Braving her way down the walls of this castle-like floating bathhouse, she meets many unique characters along the way. Miyazaki playfully names each character for their role – first coming across, Kamaji (meaning old boiler man) who has eight limbs and rules over a small army of black fuzzy creatures with two eyes. With his help, she goes to meet Yubaba (meaning bathhouse witch), a wrinkly, bejeweled old woman who rules over all the creatures inside. Chihiro signs herself over to work for this woman, giving up her name, and taking the name Sen, instead, until she is able to complete her duties and get her parents back. Chihiro, stripped of the comforts of her previous life, sets aside her stubborn and moony attitude and shows great determination, gaining our sympathy as this adventure begins.

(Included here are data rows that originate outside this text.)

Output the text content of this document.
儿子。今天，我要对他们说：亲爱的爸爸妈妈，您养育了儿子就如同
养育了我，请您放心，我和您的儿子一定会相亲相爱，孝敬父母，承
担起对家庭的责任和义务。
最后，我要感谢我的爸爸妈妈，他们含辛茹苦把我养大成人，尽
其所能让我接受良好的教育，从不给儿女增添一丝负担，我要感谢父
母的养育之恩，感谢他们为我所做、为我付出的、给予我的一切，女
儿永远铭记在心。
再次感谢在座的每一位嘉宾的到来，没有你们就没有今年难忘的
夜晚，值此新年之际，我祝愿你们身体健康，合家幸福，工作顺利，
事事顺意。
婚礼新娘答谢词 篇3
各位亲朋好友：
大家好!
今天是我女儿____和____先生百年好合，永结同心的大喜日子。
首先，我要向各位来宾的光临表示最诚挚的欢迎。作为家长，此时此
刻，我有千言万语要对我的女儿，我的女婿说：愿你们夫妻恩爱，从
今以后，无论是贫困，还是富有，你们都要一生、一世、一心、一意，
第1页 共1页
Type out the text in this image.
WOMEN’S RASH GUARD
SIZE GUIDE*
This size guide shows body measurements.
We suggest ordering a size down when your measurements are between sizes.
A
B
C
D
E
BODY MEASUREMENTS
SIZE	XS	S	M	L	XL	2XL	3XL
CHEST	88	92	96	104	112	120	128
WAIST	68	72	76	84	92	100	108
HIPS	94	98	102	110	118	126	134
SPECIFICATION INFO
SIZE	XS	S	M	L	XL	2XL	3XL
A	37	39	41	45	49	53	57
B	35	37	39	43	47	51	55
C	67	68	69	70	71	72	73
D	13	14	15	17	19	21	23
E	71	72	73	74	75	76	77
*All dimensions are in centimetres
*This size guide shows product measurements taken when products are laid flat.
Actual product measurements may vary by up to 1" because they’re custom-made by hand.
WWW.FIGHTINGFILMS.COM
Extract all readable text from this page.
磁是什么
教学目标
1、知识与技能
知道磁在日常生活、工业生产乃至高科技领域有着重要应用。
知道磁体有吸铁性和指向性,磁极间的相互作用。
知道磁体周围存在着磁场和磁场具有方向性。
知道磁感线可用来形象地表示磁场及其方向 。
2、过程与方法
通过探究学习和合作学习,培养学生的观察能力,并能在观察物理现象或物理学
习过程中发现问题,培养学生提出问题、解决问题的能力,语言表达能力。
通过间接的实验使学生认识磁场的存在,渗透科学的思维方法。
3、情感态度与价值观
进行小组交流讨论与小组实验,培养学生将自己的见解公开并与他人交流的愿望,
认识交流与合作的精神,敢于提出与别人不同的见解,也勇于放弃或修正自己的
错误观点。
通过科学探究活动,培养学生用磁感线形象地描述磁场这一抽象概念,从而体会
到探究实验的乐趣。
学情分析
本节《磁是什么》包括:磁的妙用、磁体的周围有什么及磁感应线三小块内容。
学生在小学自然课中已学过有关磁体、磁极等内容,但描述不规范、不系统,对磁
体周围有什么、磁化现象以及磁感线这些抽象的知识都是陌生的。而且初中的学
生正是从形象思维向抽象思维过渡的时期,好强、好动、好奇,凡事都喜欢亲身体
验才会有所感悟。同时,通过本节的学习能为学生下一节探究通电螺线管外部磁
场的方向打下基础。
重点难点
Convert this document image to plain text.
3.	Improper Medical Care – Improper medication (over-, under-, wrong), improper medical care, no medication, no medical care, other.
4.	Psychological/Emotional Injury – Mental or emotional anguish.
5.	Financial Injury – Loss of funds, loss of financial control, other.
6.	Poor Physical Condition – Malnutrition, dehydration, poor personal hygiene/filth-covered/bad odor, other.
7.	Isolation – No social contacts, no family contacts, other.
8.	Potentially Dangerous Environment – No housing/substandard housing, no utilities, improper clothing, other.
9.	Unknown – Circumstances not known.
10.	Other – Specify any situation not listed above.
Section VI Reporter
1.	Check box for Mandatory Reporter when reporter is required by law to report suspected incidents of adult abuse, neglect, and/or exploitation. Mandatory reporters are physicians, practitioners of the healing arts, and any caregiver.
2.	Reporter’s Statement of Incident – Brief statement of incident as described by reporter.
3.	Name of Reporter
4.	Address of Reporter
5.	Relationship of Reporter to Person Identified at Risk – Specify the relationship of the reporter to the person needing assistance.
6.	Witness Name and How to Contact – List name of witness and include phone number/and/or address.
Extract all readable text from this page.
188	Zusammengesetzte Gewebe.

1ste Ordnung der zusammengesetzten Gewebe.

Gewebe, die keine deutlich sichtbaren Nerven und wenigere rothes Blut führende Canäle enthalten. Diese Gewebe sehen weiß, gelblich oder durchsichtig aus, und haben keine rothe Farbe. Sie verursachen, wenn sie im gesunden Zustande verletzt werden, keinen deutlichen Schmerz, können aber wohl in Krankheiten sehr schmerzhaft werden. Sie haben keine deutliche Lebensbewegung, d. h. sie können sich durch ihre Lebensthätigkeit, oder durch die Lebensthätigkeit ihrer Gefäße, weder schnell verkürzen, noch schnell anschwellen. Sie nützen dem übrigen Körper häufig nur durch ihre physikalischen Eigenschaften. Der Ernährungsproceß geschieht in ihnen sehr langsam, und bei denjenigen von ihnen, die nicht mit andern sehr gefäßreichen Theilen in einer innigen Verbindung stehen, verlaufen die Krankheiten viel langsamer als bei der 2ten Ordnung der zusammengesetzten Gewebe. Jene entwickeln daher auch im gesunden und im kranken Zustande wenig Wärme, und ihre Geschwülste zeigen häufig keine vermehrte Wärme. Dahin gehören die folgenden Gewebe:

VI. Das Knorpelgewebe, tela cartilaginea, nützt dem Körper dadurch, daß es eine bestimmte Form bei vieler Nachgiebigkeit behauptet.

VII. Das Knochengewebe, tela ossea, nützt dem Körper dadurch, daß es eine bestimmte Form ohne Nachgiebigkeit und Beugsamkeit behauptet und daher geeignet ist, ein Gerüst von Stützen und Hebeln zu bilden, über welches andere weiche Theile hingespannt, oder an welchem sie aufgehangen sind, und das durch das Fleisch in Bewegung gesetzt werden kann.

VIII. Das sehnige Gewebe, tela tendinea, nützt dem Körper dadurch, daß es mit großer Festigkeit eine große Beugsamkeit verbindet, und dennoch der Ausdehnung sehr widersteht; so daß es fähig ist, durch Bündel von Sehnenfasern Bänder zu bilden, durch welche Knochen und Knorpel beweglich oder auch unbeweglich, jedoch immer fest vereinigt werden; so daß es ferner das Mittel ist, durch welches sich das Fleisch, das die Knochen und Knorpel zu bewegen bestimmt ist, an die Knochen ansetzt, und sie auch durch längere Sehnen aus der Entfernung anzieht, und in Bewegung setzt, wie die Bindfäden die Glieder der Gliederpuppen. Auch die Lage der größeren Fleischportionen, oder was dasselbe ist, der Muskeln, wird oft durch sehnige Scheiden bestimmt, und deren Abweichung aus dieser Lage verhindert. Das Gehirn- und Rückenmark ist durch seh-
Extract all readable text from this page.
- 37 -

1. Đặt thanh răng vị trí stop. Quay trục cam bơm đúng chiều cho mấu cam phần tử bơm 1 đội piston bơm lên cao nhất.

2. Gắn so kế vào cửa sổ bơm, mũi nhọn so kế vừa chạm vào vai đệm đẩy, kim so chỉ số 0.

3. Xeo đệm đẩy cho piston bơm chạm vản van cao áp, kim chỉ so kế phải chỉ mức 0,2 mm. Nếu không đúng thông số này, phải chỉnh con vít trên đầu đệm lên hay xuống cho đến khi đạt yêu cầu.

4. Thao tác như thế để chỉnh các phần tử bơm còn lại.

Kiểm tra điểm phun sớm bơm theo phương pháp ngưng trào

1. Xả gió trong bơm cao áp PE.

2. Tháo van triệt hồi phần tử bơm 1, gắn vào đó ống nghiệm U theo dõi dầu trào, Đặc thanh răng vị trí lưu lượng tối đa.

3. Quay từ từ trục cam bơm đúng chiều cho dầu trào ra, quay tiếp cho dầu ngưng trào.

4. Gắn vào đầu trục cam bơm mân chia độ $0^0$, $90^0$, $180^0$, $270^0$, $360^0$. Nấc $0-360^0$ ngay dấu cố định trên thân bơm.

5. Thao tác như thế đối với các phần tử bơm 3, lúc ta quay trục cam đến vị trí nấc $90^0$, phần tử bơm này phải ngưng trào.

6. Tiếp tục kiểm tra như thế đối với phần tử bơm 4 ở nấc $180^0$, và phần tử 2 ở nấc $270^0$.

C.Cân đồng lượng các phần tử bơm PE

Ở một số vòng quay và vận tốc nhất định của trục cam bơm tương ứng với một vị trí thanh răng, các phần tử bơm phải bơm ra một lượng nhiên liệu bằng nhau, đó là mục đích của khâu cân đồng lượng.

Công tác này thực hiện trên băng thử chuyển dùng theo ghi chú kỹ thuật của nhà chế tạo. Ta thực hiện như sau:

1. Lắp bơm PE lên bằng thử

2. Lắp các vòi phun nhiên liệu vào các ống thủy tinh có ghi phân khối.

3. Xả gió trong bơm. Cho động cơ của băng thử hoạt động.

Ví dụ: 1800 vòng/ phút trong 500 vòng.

Each new room is full of a variety of animal-like creatures with new tasks to complete, unfolding like a inexplicable dream. Miyazaki hides lessons and anecdotes in each undertaking. We see the horrible effects of water pollution when Chihiro must bathe a large, amorphous Jabba-the-Hut looking ball of slime, who has accumulated loads of rotting garbage throughout his insides. We witness the disastrous consequences of gluttony when a No Face sneaks his way into the bath house and begins to consume freely. The bathhouse runs on greed and it falls to disarray when that greed is exploited.
Comprised of glowing landscapes, compelling music, remarkable storytelling and imaginative characters, with “Spirited Away,” Miyazaki delivers another beautifully original masterpiece that feels inspiring at any age.